Прежде всего он должен найти себе работу. Но в голове у него вертелось лишь само это слово, не находившее конкретного воплощения. Ведь до нынешнего времени у него не возникало необходимости проявлять интерес к подобного рода вещам. О любой работе, какую бы он ни припоминал, он имел лишь поверхностное представление и неспособен был судить о ней серьёзно. У каждого человека в этом широком сложном мире есть своё призвание, если можно так сказать, своя особенная окраска. А у него, у Дайскэ, её нет. И он не мог этого не признать.
Мысленно перебрав все профессии по порядку, он вдруг подумал о бродягах. И с ужасающей ясностью представил среди них самого себя, будто он тоже превратился в нечто среднее между человеком и собакой. Самой страшной для Дайскэ была мысль о том, что это падение убьёт свободу духа. Что станет с его душой, когда она вываляется в грязи?
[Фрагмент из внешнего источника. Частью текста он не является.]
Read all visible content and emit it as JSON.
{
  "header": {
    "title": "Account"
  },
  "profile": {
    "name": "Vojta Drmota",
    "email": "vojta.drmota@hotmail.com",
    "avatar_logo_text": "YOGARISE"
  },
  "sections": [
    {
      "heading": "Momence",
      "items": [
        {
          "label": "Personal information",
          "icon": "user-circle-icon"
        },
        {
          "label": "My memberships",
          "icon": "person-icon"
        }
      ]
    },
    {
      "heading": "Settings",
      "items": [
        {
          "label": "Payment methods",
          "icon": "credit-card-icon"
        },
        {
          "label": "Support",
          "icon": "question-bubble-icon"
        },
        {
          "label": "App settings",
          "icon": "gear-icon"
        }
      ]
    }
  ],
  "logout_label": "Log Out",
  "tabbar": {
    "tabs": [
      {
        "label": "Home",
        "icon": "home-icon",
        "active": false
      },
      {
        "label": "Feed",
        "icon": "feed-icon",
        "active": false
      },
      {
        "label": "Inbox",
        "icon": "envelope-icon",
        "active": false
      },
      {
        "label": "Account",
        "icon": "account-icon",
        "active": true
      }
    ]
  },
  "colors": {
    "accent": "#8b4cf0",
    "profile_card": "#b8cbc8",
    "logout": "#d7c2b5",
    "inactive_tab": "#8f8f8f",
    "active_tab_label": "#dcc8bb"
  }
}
Дайскэ содрогнулся.
Вот куда он увлечёт за собой Митиё. Ведь сердце её уже не принадлежит Хираоке. До последнего дыхания Дайскэ готов её оберегать. Но теперь он уже не знал, что лучше: вероломство человека обеспеченного или преданность того, кто впал в нищету. Что пользы от его стремления, если он не сможет его осуществить? В растерянности Дайскэ ничего не видел, будто ослеп.
Он решил снова пойти к Митиё. Как и в прошлый раз, она держалась очень спокойно и так и сияла улыбкой, подставляя лицо ласковому весеннему ветру. Дайскэ почувствовал, что она безгранично ему верит, и душа его исполнилась нежностью и жалостью. Терзаясь мыслью, что он негодяй, Дайскэ ушёл, ни словом не обмолвившись о своей тревоге, сказав лишь на прощанье:
— Заходите как-нибудь, если будет время, хорошо?
Митиё кивнула и снова улыбнулась, причинив Дайскэ жестокую боль.
С недавнего времени Дайскэ старался бывать у Митиё в отсутствие Хираоки. Вначале это было ему просто неприятно, но с каждым днём становилось всё мучительнее. Кроме того, он опасался частыми визитами вызвать подозрения служанки. Ему уже мерещилось, что она как-то странно на него смотрит, когда приносит чай. Однако Митиё, судя по её виду, была совершенно спокойна.
Дайскэ никак не удавалось поподробнее расспросить Митиё, каковы нынче её отношения с Хираокой. Стоило ему вскользь заговорить об этом, как Митиё, словно не слыша, уходила от ответа. Когда Дайскэ бывал рядом, Митиё вся светилась радостью, и он принимал это за её естественное состояние. Во всём её облике не было и тени от сгущавшихся над нею чёрных туч, а что таилось в её душе, этого Дайскэ не знал. По природе своей Митиё была легкоранимой. Притворяться она не умела, но в то же время Дайскэ не мог думать, что её нынешнее поведение служит доказательством безоблачного существования. И от этого сознание долга перед Митиё выросло у Дайскэ во сто крат.